1A manuscript or piece of writing material on which the original writing has been effaced to make room for later writing but of which traces remain.
- ‘The buyer allowed the palimpsest (a scraped and overwritten parchment) to be conserved, photographed, and displayed at the Walters Art Gallery in Baltimore.’
- ‘It produced excellent results on palimpsests, cancellations, and erasures due to damnatio memoriae, and on disintegrating surfaces where the ink has settled deep into the fibres.’
- ‘These palimpsests are what I should like to examine, the fused layers the two authors traded.’
- ‘By going back to journal entries in which I initially recorded some of the events that surfaced in the ‘written’ writing, I was able to locate an initial palimpsest, or precipitate, of the writing.’
- ‘Some people used old books as the basis of their scrapbook, leading to a palimpsest of original text and jumbled scraps, with columns overlapping columns and sentences running together.’
- ‘In 1906 the Danish philologist Johan Ludvig Heiberg discovered the palimpsest in a monastery in Istanbul and correctly identified the prayer-enshrouded text as the lost Method of Archimedes.’
- ‘An anonymous private collector who bought the palimpsest for $2 million at auction in 1998 has loaned the manuscript to the Walters Art Museum and is funding the studies.’
- ‘Are there palimpsests by Richard Burton buried under a heap of raddi somewhere, waiting to be discovered and auctioned?’
- 1.1 Something reused or altered but still bearing visible traces of its earlier form.‘Sutton Place is a palimpsest of the taste of successive owners’
- ‘In particular, the research team is interested in the temporal span of mining activity in the cave and identification of chert testing locations and artifact palimpsests.’
- ‘In subterranean passages, where sedimentation rates are extremely low, endogenous processes are the primary sediment source, and archaeologists must identify artifact palimpsests on ancient surfaces.’
- ‘The congealed acrylic surfaces with their oxymoronic textures and their occasionally violent collisions of color were yielding to a graphic attenuation, thick palimpsests replaced by bleeding overlays.’
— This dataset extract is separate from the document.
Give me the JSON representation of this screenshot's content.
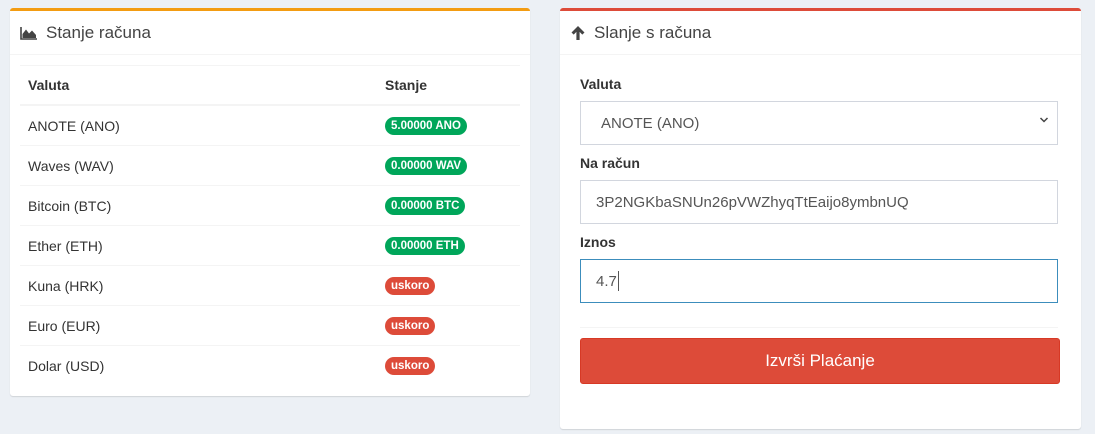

- ‘Every city is an urban palimpsest, a used parchment covered with the fragmentary scrawls of its own past.’
- ‘Structure, services, surveyor's marks, and post-construction graffiti are overlaid as the most recent inscriptions on the palimpsest of the building.’
- ‘And while this conflated, multilayered time originates from a racially specific experience, Ellison hints that the continuity implied by the palimpsest may ultimately transcend racial boundaries.’
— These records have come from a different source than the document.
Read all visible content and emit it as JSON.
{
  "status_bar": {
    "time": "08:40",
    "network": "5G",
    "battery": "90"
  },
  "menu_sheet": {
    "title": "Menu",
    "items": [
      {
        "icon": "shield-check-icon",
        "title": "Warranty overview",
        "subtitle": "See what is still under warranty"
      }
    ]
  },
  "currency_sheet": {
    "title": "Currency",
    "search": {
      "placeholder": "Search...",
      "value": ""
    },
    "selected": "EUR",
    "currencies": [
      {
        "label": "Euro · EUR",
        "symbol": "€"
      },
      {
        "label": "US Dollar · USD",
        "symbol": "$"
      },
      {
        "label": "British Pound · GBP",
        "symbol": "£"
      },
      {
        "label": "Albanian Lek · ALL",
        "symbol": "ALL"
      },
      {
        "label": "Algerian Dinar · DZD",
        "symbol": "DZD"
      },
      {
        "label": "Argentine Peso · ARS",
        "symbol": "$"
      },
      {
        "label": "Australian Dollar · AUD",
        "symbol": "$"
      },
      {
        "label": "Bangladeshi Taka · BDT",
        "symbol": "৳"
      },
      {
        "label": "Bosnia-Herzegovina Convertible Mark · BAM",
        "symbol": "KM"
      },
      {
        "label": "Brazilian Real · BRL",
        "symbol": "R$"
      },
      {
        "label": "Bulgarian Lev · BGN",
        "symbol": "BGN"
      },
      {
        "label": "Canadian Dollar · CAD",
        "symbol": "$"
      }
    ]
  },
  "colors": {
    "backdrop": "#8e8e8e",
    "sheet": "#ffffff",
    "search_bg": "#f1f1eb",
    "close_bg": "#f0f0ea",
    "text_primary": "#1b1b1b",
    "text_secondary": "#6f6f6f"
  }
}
- ‘Thus, all but the youngest landscapes are palimpsests, written over by a variety of successive or alternating sets of climate-related processes.’
- ‘It was in effect a palimpsest of the best of previous translations, corrected and winnowed through almost a hundred years of development.’
- ‘The resulting silver, black, white and sepia images are multilayered palimpsests whose billowing blobs of form hover, sometimes uncomfortably, within the pictorial arena.’
- ‘Deep cave environments and their slow sedimentation rates offer their own unique challenges, particularly the isolation of artifact palimpsests and their association with ancient surfaces.’
- ‘In terms of process, I see my canvases as palimpsests, surfaces that reveal their past and present layers.’
- ‘The paintings have the appearance of palimpsests, with rubbed-out passages, and residues of paint and turpentine streaming down the canvas.’
- ‘It also reflects the widespread discovery that nothing is so boring and oppressive as the monothematic Modernist masterplan, and that most real landscapes are palimpsests recording layers of history and changes of mind.’
- ‘The point is that ‘reading’ and design are but two sides of the same coin, involving the identification of layers in the palimpsest before overwriting can take place.’
- ‘The effect is like a surrealist making a palimpsest out of a mannerist piece of art.’
- ‘Following poems develop a manner of writing which relies heavily on language as a palimpsest of attitudes and learned response so as to undermine these.’
- ‘What the project has found is that there never was a unitary pagan past; instead there is a palimpsest of myths and legends, places and landscapes, changing and continuing.’
- ‘At least twenty of these are palimpsests, painted over other inscriptions in Montaigne's time, for a total of seventy-four inscriptions.’
- ‘London is a palimpsest: a parchment that has been over-written, time and again, by successive events in its chequered history.’
- ‘In each period, too, the arguments advanced by park advocates reflected changing perceptions of society's major problems so that park landscapes became cultural palimpsests as new features were added.’
Mid 17th century: via Latin from Greek palimpsēstos, from palin ‘again’ + psēstos ‘rubbed smooth’.